Sure thing! And thanks for taking a look at scikit-build.
In referencing Anaconda, I wanted to point out that when building your own module with external dependencies:
1 - You will need to decide how to link in those external dependencies.
2 - You will need to decide what requirements (if any) your package will demand from your environment so that its external dependencies are resolved correctly.
3 - Most importantly, points 1 and 2 are somewhat coupled. The choices you make regarding one will have implications for those regarding the other.

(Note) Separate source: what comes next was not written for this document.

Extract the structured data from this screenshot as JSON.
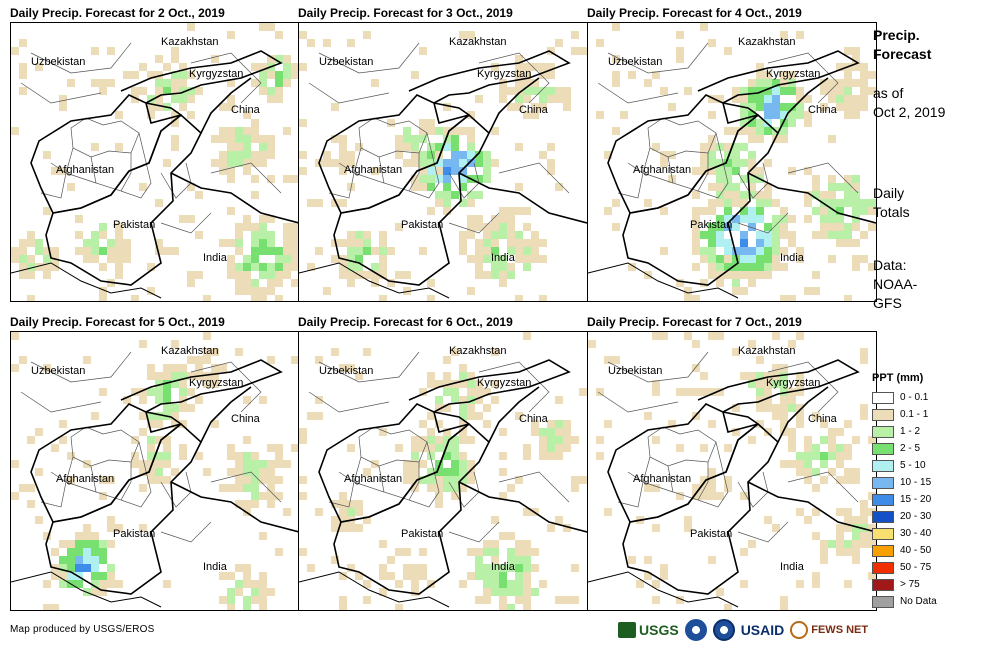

Anaconda is an example of one way you can make these choices, but there are others. Based on your requirements and trying to avoid extra requirements on your environment, one possible approach would be to build your extension module and *statically* link in your external dependencies (libboost_thread, in this case). Prepackaged libraries are not usually built for this, so you might have to compile libboost_thread, yourself. The idea is to compile with -fPIC, but link into a static .a archive, and link against that when building your extension module. Your module will have all its code (including whatever parts of libboost_thread that it uses) all contained in the one .so, so there wouldn't be any external symbols to resolve when python imports it -- no need to fiddle with LD_LIBRARY_PATH. Since all the code is in one object, virtualenv should "just work", and your code should happily run without problem as long as you keep to the same architecture/OS.
The above suggestion has some considerable limitations, but is also pretty constrained. More flexible options await if you're willing to relax some of these constraints, such as if you're willing to manage your LD_LIBRARY_PATH and/or relax your definition of "self-contained".
Regarding your specific questions:
1 - For the majority of cases, CMake provides facilities by which you can find installed libraries on your system. However, I hesitate to suggest copying external libraries directly into wheels. Even if that would work for you, you would still have to set your LD_LIBRARY_PATH before running any applications. I'm pretty sure this would work, but seems like a lot of hassle since you're sticking to one architecture/OS. If it were me, I would just leave the library out, entirely, and accept the fact that my module is going to load something outside of my virtualenv.
2 - This is actually a really interesting idea. There's no end to the potential for magic features (and shot feet) with the right imp module hackery. With the linux loader, however, you're pretty limited, since you're trying to dig into internals that are well beneath the level of the Python interpreter. I think the only thing you can really do is temporarily modify the environment of the running interpreter before the import, proper, and then (preferably) restore the environment after. I suspect your "dirty" hack is probably doing something similar?